All our coffees are 100% Arabica of single varietals sourced from single estates, we don't actually blend anything. It's a bit like top Burgandy wine - you wouldn't go and blend a Pino from Burgundy with any other grape would you? I always like to stress that these are the best coffees in the world not because they're ours, but rather the other way round - they were purchased by us because they're the best in the world. >>
What inspired you to create the company?
Personal self-indulgence. I love food, wine and cigars, and when I started drinking coffee I wondered, where's the tastiest coffee? I remember going to Harrods and seeing their fine selection of terroir-led beans - some from Jamaica, some from Hawaii, Indonesia, and so on, which is very similar to wine, and I just wanted to try the tastiest coffees from each of these regions.
You come from a long line of tobacco manufacturers - are there any similarities in the coffee industry?
That's a whole article in itself! Be it tobacco or coffee, it's ultimately all down to the farming and the processing. You need superior soil and weather conditions first, the leaves or cherries must then be picked by farmers at optimal times, then processing, which involves fermentation and drying. Both really share the same steps. We have saying, 'if it didn't happen in the field, it won't happen in your cup'.
You specialise in identifying the world's very best coffee. What do you look for?
Essentially we look for the single estate in each country that has managed to grow and process coffee beans better than all the rest. The coffee must be free of defects, and must have superior aromatics, flavours and aftertaste. We are extremely lucky that the coffee industry is so well-developed that most of the work for identifying the coffees has already been done for us at national competitions. All we do is really pay more than the rest. In this sense, not only do we have the best coffees in the world, technically we are one of the highest paying coffee companies to farmers in third world countries. >>
What are the stages of coffee – from bean to cup – that impact its taste?
Every single step can have a dramatic effect on the taste of the coffee. At planting, the choice of land, terroir, the choice of coffee varietal can have a huge impact on taste. Many people have heard of Arabica and Robusta beans, but not a lot of people are aware than within Arabica, which represents nearly 75% of the total production of coffee in the world, there are many different coffee varietals. These can include Jamaica Blue Mountain, Kona, Bourbon, Pacamara, Geisha, etc. Then, where you plant the seed makes a huge difference. For example, the Geisha bean seems to grow really well in Panama, so probably the best Geisha in the world comes from an estate called Hacienda La Esmeralda in Panama.

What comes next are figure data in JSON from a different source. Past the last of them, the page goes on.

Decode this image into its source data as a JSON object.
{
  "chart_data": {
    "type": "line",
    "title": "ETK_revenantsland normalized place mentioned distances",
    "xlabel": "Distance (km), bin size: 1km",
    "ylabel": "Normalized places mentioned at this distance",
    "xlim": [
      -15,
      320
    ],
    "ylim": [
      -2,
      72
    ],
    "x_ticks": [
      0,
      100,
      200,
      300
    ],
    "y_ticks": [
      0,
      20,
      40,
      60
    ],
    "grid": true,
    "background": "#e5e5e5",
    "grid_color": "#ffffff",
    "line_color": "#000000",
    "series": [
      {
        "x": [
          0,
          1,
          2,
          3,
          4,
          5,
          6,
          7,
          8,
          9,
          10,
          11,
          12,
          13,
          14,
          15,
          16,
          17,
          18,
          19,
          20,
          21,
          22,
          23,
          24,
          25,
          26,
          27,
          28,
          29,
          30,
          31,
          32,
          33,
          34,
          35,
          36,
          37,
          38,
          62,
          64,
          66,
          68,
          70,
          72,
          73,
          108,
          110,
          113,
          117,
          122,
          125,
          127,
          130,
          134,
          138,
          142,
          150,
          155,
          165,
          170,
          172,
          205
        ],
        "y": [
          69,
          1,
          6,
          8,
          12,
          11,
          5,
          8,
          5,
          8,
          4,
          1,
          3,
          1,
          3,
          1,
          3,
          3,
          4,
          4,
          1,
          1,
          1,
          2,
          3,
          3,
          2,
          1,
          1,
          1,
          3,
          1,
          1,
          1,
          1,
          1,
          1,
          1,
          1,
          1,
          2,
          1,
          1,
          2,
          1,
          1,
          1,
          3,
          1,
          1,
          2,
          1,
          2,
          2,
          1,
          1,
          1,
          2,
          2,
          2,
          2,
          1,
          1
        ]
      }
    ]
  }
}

Then, you have the actual processing of the coffee bean. Not a lot of people realise this, but coffee is actually the bean of a coffee cherry, so whether you dry the bean with the fruit on top or whether you wash away the fruit and allow it to dry in its parchment will affect the taste in a big way. Next you have transportation, then the actual roasting - and this is really where we take a lot of pride. Many people claim that they are the best roasters but Johnny England, our head of roasting, is an acting head judge for the World Barista Championship and the World Brewer's Cup, so his ability to create a flavour profile for us and then to consistently achieve that profile is incredible. Finally, you have the actual brewing stage, which consist of choices of brewing methods (capsules, filter, espresso, etc), grinders, machines, and ways in which the coffee is packed to preserve freshness.
How do you take your coffee?
Neat. I used to add sugar when I started drinking coffee, and occasionally would add a bit of cream. I'm actually not against either of these practices. Some people do enjoy a more sweetened drink, and cream can be a great pairing with coffee. Ultimately, if you make a cappuccino using a burnt tasteless coffee, your cappuccino will taste rather poor. A beautiful Jamaica Blue Mountain, on the other hand, will result in a really indulgent drink.